By tapping a hero of conservative activists and thinkers, Romney reassured a restive Republican right. Many conservatives will never be convinced that Romney shares their deep beliefs, because he governed as a moderate in Massachusetts, where he signed into a law an individual health insurance mandate that became a model for Obama's plan. Ryan, by comparison, pushed a budget plan that would dramatically cut domestic programs and curtail Medicare spending, in part with an optional plan to offer future seniors stipends rather than coverage.
In recent days, influential conservative voices, including the Weekly Standard magazine, had launched an aggressive push for Ryan — even while acknowledging, as the Wall Street Journal editorialized in making the case for the Wisconsin congressman, that some leaders of his own party consider the 42-year-old too young and too risky and feared that his selection "would make Medicare and the House budget the issue, not the economy."
Ryan poses several enticing possibilities for Romney, in the short term and through the November election. With Ryan as his ticket mate, Romney substantially enhances the prospect for a harmonious national party convention this month in Tampa, Fla., an important launch pad for the fall campaign. Ryan "will excite and energize social conservatives, who will play a critical role in the outcome of the election," predicted Ralph Reed, an evangelical Christian strategist who said he had known Ryan for 20 years.
In the race for the 270 electoral votes needed to win, Ryan should help improve Romney's chances of carrying Wisconsin, where Obama holds a modest lead in the latest public polling.

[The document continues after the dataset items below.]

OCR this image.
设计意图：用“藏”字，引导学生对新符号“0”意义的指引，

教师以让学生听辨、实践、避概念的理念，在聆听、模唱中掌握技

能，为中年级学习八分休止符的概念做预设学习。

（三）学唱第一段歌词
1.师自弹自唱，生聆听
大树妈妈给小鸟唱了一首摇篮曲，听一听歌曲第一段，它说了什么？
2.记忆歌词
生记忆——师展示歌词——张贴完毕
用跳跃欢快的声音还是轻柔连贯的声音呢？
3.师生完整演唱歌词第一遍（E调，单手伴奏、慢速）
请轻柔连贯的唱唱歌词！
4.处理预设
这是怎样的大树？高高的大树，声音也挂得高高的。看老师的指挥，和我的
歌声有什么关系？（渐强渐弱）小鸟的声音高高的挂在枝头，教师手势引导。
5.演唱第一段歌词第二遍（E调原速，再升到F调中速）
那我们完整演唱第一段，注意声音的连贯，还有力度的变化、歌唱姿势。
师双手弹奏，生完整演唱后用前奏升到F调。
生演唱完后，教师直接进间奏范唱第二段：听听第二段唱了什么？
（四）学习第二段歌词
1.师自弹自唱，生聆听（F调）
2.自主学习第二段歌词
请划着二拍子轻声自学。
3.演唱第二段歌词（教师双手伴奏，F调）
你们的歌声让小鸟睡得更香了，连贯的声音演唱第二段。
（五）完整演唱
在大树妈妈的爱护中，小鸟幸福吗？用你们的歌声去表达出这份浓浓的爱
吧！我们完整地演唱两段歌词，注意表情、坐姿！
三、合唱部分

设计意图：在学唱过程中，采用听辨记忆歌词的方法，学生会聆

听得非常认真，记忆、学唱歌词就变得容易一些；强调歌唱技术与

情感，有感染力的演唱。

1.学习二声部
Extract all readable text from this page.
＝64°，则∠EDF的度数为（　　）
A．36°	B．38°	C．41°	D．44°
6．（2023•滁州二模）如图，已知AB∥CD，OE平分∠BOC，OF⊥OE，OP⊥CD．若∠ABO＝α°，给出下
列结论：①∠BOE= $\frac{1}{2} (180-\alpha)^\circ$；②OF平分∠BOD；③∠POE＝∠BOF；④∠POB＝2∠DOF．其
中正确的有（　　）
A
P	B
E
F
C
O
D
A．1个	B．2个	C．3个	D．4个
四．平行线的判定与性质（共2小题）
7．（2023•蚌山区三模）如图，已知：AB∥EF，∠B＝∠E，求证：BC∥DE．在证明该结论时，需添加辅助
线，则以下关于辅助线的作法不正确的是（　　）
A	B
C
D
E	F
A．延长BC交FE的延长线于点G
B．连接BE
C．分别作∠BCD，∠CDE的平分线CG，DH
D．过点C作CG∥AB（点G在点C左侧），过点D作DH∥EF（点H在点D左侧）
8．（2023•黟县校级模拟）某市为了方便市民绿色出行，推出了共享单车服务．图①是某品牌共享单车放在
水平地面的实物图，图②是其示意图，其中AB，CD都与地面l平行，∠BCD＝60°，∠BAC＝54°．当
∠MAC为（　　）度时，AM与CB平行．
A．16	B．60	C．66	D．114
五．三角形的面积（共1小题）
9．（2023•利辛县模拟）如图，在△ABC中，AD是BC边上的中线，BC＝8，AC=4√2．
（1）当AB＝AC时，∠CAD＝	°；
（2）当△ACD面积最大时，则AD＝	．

Wisconsin has not been part of the Romney campaign's recent battleground-state ad buys, leading some to conclude that it was out of reach for the Republicans.
In Ryan, a Roman Catholic, Romney also now has a counter to Vice President Joe Biden, also a Catholic. At the same time, Ryan's youth — he looks far younger than his 42 years — will provide a sharp age contrast with Biden, who turns 70 in November, when the two men debate this fall.
Many Republican politicians had expected the cautious, conventional Romney to make a safer pick, and his gamble in selecting Ryan allowed his campaign to portray him as bold. A statement from campaign headquarters in Boston quoted former Republican Gov. Jeb Bush of Florida, who had been promoting a Latino, Sen. Marco Rubio, for the job, praising Ryan as "a courageous choice."